Cyber attacks against state hackers ‘legal’
Britain can legally launch cyber attacks on hostile states that hack key services, says the Attorney General. In a speech at Chatham House, Suella Braverman QC will argue that international law applies as equally in the cyber world as in the real world, where the principle of “non-intervention” in another country’s affairs allows states to take defensive countermeasures. She will warn that international “rules of the road” need to be established in order to prevent future attacks.
BRITAIN can legally launch cyber attacks on hostile states that hack key services, says the Attorney General.
In a speech at Chatham House, Suella Braverman, QC will argue that international law applies as equally in the cyber world as in the real world where the principle of “non intervention” in another country’s affairs allows states to take defensive countermeasures.
In the wake of Russia’s cyber and real warfare against Ukraine, she said this meant that states could legally introduce sanctions as well as cyber countermeasures provided they were “proportionate” to the unlawful attack.

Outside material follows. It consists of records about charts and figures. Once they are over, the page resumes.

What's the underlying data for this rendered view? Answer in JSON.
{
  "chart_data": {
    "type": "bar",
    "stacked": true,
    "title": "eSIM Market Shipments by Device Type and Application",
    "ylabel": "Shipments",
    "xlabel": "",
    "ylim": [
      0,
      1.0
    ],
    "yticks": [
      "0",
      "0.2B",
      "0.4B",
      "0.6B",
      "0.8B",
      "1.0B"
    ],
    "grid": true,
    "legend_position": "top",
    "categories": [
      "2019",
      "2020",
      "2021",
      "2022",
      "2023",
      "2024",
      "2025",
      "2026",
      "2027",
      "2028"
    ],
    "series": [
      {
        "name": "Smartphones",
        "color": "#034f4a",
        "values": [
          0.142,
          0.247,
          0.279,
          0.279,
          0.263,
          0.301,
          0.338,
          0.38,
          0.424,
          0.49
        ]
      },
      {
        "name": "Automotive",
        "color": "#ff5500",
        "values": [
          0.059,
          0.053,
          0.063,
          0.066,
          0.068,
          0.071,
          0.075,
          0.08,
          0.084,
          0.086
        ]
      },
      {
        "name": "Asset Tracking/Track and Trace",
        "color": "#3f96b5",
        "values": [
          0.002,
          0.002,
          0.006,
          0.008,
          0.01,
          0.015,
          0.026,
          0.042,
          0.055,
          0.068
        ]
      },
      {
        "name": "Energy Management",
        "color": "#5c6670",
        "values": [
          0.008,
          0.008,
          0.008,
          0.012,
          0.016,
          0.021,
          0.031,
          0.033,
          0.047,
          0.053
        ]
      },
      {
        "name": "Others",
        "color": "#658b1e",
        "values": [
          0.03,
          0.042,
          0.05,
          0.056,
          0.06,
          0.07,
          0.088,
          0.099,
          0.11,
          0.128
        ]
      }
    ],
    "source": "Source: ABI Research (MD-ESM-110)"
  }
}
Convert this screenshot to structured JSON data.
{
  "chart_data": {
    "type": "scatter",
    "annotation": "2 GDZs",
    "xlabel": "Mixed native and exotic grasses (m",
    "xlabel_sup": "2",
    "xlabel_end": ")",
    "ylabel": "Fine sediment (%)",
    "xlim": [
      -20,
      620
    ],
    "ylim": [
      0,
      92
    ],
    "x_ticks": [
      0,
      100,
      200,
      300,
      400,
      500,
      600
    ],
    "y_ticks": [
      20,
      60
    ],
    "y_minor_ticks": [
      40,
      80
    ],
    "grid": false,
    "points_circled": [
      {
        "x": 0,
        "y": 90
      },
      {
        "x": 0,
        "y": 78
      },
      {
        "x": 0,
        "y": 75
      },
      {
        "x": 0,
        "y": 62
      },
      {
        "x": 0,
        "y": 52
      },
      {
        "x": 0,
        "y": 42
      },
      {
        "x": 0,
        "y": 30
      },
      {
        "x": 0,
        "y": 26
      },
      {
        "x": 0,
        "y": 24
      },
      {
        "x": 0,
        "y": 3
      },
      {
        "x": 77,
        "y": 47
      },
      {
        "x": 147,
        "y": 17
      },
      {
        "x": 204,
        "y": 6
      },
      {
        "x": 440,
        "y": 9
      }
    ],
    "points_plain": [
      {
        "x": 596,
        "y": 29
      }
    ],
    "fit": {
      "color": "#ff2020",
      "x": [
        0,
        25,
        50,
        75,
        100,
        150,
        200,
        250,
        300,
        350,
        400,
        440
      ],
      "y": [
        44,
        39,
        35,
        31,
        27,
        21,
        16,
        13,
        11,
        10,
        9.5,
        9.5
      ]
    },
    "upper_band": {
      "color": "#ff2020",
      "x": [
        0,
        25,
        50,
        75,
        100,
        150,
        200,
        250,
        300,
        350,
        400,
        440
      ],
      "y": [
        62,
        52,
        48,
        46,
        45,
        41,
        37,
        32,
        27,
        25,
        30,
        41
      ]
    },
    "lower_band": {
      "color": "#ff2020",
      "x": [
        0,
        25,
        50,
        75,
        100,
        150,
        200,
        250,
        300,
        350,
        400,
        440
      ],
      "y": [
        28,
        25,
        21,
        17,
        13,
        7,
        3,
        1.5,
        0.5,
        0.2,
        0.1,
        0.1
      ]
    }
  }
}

She will warn that international “rules of the road” need to be established in order to prevent future attacks.
“International law matters in cyberspace because if we don’t shape the rules here, if we don’t have a clear framework to counter hostile activity, and if we don’t get cyber security right, the effects will be likely to be felt more often and in hugely disruptive ways by ordinary people,” she said.
She cited a council cyber breach in 2020 which disrupted services for months by shutting down IT systems and stopping it from carrying out property purchases. It cost the authority £10million. Ms Braverman said there was “confusion” and a “vacuum” over how international law should apply in cyberspace. She believed there would be a consensus but there was, as yet, no legal document.
Ms Braverman believed the governing principle should be the international law of non-intervention which prohibits coercive acts by one State that adversely or detrimentally interferes with the sovereign activities of another.
She said the next step was to establish the types of “coercive and disruptive” acts that would be deemed unlawful.
‘If we don’t get cyber security right, the effects will be felt more often and in hugely disruptive ways by people’
She identified four of the most vulnerable sectors: energy security, essential medical care such as hospitals, economic stability which would include disrupting supply chains and democratic processes like elections.
Last week the UK, US, EU and other allies announced that Russia has been behind cyber-attacks since the start of its invasion. The most recent attack on communications company Viasat in Ukraine had a wider impact across the continent, disrupting wind farms and internet users in central Europe.